EV startups to persevere
Amit highlighted that since Yulu bikes are self driven, people wanting to avoid shared mobility will prefer using them. “We are also sanitising our bikes multiple times a day,” assured Amit.
Yulu is a well-known EV startup that provides e-bikes for short distances or last mile connectivity in big Indian cities.
Started initially with bicycles, Yulu transitioned to e-bikes because of India’s climate and challenging ecosystem . “The reason why it is making sense for us and the consumer is because of the cost and financial goodness, which we are able to get out of EV,” shared Amit.
Speaking of challenges during covid he shared that though Yulu is one of those rare startups that has been operationally profitable from day one, currently their revenues are zero but overheads remain the same as pre Covid. “Everyone has taken a pay cut. This is the only way to survive.”
On being asked what he would advise other EV startups he said, it is important to somehow survive the next six months. “Don’t lose hope, stay on the crease.

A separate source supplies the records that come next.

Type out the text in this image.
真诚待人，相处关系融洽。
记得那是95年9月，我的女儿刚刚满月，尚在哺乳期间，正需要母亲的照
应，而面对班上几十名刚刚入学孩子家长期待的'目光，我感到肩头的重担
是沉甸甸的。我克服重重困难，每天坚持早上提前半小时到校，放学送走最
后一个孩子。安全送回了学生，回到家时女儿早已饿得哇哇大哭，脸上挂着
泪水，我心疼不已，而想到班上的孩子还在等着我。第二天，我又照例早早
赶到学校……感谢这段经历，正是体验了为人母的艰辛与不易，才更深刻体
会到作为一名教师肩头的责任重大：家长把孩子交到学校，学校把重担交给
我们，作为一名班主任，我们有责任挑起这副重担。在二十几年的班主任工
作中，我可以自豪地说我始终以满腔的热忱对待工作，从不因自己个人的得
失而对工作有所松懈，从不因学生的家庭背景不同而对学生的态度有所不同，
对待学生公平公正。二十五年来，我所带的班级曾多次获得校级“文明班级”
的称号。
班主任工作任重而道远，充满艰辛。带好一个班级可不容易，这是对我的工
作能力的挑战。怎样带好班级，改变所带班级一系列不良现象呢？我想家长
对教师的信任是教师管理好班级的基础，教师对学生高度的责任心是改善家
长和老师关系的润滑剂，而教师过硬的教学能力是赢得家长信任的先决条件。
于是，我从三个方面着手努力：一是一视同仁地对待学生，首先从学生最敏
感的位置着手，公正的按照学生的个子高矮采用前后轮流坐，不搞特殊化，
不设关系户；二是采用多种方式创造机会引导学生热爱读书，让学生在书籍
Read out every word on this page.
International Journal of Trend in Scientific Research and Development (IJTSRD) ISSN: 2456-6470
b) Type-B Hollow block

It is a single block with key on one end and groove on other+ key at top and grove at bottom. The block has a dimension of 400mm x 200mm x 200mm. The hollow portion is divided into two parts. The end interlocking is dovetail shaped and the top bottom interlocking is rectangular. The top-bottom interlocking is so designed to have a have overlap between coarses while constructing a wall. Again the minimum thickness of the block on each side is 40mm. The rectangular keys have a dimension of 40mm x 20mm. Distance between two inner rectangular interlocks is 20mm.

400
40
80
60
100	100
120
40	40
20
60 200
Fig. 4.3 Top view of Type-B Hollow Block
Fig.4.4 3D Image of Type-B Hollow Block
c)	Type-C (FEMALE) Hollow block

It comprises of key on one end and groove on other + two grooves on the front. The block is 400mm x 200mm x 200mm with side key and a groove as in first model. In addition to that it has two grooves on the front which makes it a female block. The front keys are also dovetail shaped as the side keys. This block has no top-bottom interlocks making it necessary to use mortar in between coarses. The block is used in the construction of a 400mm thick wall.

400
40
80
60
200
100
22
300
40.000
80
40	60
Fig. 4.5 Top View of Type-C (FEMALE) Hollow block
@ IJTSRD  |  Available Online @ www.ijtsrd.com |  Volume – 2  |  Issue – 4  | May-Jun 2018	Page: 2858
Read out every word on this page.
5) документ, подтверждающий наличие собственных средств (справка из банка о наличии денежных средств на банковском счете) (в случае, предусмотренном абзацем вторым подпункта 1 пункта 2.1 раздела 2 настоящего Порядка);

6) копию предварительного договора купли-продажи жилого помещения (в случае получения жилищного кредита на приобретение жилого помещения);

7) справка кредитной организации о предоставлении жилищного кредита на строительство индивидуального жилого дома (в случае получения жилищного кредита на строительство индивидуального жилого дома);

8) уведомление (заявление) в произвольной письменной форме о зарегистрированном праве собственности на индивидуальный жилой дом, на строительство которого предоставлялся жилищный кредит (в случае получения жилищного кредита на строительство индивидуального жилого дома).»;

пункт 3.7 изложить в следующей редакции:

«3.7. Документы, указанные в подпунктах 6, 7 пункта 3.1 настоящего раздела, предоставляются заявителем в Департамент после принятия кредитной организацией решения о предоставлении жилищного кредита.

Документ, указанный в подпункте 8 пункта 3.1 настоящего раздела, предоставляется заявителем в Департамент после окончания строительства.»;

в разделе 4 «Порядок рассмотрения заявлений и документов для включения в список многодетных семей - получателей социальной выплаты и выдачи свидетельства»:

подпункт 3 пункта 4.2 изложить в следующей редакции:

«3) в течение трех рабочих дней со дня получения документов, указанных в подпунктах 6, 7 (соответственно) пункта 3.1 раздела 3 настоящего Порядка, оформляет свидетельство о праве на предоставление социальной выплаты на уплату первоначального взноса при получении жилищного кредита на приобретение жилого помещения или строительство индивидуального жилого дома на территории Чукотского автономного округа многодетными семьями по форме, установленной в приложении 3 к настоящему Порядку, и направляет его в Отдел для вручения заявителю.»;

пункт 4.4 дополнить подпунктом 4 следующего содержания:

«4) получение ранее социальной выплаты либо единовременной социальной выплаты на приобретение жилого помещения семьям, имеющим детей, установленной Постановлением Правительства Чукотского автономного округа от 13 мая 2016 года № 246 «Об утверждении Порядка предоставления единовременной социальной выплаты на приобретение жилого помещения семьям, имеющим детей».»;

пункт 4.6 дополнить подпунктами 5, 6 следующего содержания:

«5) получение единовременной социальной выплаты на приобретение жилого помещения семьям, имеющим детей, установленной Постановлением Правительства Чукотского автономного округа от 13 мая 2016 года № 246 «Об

It’s kind of a test match environment. You need to stay on the crease and hopefully good things will happen.”
Batteries and charging infrastructure
According to Atul, electric mobility is still a small segment. While it will bear the brunt due to the pandemic, it will grow in the long run. “And the charging infrastructure will follow the same trajectory.”
Hygiene will impact the charging infrastructure growth in the short term. “You are handling a charger that has been used by multiple people, so there would be some amount of reluctance or hesitation as it would be with any public service,” said Atul.
He also believes that there will be a growing trend for personal vehicles, which will complement personal charging infrastructure and personal ownership of batteries.
On when will the charging station network, in its density, resemble the petrol station network, Atul said, “Probably never. Petrol and diesel are commodities, which due to safety issues, cannot be stored at home, in your office, or any other building.Whereas an electric vehicle can be charged at home or in an office, a basement of a mall or public parking space.”
On charging standards, he said that while several standards have been discussed, India is still trying to make a uniform ‘Bharat standard for charging’. “It’s a long process, which is taking even longer, and would perhaps take even longer because of the pandemic.”.
“It has slowed down things. Standardisation is something that shouldn’t have been delayed,“ he said.
Both Mahesh and Naveen feel partnerships are what will shape the industry going forward.
“I think EVs are a very thin space right now. I believe collaboration is the most important thing and we are open to add any partners but through merit.” said Mahesh.
Naveen concurred, “We are completely open to collaborations and partnerships and I think this is going to be a partner collaborative model .We could also be tapping into our supply chain in China.”